The compound is 2-(1-(Ethylsulfonyl)-3-(4-(7-((2-(trimethylsilyl)ethoxy)methyl)-7H-pyrrolo[2,3-d]pyrimidin-4-yl)-1H-pyrazol-1-yl)azetidin-3-yl)acetonitrile, a fully assembled intermediate that incorporates four distinct pharmacophoric fragments into a single molecular scaffold in the baricitinib synthetic cascade. Structurally, the molecule comprises a 7H-pyrrolo[2,3-d]pyrimidine core (the heterocyclic skeleton common to multiple JAK inhibitors), a pyrazole spacer linking the core to a quaternary azetidine side chain, a ethylsulfonyl group at the azetidine nitrogen, and a terminal nitrile group appended to the azetidine ring. The 4-position of the pyrrolopyrimidine core bears the pyrazole substituent — the result of an earlier SNAr reaction with a pyrazole nucleophile — while the N-7 position remains protected by the acid-labile SEM (2-(trimethylsilyl)ethoxymethyl) group, allowing orthogonal deprotection at a late stage. The azetidine ring features a quaternary carbon bearing the acetonitrile side chain and the pyrazole linkage, a sterically congested architecture that is notably challenging to construct. The ethylsulfonyl group at the azetidine nitrogen persists through to the final API, where it contributes to baricitinib‘s JAK selectivity profile. The trimethylsilyl subunit embedded within the SEM group serves as a distinctive lipophilic handle that enhances solubility in organic media and facilitates chromatographic purification.

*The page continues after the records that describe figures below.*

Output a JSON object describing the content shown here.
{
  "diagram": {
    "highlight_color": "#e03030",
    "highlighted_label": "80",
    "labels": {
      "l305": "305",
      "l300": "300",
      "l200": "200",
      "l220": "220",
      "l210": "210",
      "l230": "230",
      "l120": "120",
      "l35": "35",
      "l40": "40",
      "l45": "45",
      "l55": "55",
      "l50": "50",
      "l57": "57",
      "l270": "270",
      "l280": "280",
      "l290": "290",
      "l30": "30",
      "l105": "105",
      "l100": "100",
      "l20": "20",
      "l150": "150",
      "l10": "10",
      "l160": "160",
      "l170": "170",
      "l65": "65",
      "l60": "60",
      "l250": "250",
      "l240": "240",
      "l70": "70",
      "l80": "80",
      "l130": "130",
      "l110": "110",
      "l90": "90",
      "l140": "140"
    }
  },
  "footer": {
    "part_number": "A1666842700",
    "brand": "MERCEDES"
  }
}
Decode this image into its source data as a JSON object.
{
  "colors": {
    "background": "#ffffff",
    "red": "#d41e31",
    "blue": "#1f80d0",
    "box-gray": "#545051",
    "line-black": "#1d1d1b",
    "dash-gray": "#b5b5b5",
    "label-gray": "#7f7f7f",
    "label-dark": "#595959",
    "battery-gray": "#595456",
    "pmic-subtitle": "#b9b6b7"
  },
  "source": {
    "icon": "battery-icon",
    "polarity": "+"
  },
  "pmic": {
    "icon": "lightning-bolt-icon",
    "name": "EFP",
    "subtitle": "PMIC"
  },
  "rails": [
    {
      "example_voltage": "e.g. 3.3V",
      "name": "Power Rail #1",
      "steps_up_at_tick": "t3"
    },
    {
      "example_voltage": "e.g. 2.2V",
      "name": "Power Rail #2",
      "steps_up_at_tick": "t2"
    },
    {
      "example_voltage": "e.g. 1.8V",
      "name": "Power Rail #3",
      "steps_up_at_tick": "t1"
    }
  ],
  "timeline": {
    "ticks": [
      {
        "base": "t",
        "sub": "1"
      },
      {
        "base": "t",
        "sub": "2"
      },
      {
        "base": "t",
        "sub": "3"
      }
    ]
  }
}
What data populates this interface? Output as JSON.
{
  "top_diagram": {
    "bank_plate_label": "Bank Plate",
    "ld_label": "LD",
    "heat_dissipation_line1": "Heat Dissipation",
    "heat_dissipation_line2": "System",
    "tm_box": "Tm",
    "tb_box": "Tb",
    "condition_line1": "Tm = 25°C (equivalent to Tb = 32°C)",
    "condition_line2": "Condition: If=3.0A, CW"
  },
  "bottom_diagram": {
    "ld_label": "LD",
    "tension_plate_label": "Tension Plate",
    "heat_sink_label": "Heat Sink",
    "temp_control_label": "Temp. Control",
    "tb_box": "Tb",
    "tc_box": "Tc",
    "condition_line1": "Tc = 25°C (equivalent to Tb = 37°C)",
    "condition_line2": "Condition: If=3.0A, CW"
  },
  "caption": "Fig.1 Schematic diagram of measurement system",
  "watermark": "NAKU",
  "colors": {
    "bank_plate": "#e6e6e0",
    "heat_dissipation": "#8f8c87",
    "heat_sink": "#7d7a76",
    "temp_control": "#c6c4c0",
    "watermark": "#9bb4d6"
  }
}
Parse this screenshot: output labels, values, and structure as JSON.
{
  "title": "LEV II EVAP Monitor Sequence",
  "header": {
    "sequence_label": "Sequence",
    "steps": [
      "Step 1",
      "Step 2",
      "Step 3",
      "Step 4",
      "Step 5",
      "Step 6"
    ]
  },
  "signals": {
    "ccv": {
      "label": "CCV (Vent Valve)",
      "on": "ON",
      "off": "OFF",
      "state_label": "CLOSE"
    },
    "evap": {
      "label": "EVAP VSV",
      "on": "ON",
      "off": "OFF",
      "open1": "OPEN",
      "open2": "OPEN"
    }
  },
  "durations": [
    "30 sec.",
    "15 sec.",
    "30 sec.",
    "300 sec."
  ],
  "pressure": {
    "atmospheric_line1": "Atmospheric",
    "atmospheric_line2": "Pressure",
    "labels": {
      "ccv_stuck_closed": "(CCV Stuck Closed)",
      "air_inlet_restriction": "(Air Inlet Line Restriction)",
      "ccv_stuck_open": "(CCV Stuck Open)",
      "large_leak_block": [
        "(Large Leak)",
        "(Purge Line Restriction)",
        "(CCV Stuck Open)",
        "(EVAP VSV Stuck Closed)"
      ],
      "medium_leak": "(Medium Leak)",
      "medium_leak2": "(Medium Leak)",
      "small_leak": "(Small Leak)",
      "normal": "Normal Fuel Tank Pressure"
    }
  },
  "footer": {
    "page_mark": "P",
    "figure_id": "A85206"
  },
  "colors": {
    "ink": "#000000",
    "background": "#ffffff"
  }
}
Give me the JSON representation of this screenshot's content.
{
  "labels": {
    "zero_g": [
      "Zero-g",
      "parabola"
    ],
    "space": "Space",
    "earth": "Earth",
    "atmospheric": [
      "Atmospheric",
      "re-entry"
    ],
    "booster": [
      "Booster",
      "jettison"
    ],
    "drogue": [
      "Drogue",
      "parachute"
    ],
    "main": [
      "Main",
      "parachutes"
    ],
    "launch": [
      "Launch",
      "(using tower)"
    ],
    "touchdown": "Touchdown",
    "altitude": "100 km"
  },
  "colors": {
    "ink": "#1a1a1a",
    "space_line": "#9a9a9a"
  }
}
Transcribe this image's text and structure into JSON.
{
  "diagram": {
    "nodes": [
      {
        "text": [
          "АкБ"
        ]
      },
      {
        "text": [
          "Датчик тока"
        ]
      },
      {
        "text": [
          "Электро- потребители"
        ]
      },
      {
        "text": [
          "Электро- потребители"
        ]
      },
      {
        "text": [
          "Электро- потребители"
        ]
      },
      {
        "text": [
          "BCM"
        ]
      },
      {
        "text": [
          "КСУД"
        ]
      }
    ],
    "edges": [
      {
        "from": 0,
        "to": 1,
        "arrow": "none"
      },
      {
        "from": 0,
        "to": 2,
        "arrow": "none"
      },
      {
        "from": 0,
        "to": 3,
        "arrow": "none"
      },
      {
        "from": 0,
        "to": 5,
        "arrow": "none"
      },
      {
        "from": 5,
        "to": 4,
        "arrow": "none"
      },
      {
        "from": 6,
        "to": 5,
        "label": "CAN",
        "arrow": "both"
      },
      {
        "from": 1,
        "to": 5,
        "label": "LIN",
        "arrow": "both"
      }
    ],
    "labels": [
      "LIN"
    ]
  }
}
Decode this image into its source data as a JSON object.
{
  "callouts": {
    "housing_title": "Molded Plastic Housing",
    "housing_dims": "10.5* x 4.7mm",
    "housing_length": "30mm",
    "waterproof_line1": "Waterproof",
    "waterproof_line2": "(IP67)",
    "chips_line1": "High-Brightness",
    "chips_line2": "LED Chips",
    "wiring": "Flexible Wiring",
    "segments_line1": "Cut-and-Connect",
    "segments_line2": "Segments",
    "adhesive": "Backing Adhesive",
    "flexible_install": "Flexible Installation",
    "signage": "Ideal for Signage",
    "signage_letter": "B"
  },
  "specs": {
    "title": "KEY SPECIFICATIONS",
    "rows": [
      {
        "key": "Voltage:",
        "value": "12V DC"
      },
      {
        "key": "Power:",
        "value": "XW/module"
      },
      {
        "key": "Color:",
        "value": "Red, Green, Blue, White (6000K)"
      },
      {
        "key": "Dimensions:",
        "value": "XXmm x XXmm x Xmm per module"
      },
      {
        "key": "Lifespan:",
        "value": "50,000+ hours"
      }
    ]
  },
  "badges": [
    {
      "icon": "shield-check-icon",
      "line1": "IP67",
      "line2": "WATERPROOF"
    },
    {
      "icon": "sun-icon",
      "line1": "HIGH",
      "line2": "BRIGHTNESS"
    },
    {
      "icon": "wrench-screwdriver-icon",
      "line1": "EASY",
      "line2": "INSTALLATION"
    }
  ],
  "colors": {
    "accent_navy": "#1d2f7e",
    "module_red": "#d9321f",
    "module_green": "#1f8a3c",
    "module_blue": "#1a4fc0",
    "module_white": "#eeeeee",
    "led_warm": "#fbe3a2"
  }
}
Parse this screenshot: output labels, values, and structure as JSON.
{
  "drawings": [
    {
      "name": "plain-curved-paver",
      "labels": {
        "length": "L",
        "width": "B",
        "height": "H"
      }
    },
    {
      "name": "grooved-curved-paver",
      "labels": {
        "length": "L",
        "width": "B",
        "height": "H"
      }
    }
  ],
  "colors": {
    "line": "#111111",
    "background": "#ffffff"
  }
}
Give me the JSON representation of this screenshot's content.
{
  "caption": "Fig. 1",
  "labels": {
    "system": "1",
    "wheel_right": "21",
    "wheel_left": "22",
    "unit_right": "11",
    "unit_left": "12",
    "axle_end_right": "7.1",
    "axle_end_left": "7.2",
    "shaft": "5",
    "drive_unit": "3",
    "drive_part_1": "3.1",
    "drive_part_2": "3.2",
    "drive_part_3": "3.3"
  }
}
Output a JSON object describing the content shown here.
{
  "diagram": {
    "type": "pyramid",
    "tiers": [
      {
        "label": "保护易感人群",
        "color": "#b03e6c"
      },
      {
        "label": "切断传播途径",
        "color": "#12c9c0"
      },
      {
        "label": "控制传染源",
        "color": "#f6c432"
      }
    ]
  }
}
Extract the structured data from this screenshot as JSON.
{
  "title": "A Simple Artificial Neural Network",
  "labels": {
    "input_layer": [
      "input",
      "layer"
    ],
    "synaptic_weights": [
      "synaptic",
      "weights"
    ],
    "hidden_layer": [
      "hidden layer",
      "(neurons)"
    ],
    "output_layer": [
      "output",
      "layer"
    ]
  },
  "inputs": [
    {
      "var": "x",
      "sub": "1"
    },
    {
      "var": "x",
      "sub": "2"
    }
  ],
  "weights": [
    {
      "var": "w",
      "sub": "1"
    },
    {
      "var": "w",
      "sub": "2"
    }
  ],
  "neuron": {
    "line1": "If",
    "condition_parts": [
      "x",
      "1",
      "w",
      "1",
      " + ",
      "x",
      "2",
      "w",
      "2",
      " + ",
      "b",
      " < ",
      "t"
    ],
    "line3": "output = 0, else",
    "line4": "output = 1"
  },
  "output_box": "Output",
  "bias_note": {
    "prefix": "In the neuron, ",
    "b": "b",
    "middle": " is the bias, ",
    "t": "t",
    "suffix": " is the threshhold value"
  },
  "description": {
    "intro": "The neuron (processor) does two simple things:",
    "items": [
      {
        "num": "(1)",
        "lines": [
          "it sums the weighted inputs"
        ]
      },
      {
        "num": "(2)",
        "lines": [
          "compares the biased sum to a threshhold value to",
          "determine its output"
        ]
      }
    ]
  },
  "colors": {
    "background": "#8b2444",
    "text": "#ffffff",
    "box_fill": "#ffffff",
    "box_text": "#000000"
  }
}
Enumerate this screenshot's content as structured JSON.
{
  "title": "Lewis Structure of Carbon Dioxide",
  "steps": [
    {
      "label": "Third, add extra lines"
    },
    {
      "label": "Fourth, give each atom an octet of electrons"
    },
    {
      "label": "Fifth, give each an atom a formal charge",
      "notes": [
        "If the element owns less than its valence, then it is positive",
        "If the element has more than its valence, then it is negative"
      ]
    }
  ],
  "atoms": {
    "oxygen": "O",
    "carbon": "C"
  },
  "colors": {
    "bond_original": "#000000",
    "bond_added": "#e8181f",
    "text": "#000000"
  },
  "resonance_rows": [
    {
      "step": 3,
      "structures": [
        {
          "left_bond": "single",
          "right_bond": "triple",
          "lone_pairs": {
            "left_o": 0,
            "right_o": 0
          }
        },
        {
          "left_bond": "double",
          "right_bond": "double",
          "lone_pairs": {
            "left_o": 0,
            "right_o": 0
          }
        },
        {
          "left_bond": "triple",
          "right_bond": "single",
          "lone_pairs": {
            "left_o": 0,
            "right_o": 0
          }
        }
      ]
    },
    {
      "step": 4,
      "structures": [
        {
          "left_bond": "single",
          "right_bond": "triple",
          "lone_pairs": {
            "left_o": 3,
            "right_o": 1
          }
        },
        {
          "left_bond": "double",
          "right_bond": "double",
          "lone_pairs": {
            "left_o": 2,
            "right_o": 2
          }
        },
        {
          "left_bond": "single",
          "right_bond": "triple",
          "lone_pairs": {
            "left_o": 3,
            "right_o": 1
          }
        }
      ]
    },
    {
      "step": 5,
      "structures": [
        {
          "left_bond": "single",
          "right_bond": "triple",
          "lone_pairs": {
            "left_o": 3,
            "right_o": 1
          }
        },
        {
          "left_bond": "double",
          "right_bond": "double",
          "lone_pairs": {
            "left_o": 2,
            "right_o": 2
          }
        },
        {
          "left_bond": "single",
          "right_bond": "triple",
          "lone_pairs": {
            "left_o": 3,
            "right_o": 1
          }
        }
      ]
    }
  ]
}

The product is 1-(1-Ethoxyethyl)-4-(4,4,5,5-tetramethyl-1,3,2-dioxaborolan-2-yl)-1H-pyrazole, an N-protected pyrazole-4-boronic acid pinacol ester that integrates three architecturally distinct domains: a pyrazole heterocycle at the core, a boronic acid pinacol ester (Bpin) at the 4-position for cross‑coupling reactions, and a labile 1-(1-ethoxyethyl) (EE) group at the N-1 position of the pyrazole ring. The pinacol boronate ester — featuring two dimethyl-substituted oxygen atoms forming a five-membered dioxaborolane ring — stabilizes the organoboron moiety against premature protodeboronation while remaining fully compatible with palladium‑catalyzed Suzuki–Miyaura coupling conditions. The acid‑labile EE group serves as a transient protecting group, which can be selectively removed under mild acidic conditions without disturbing the Bpin functionality. This orthogonal reactivity — base- and coupling‑compatible protection combined with acid‑triggered deprotection — makes 1-(1-Ethoxyethyl)-4-(4,4,5,5-tetramethyl-1,3,2-dioxaborolan-2-yl)-1H-pyrazole a uniquely versatile building block in contemporary medicinal chemistry.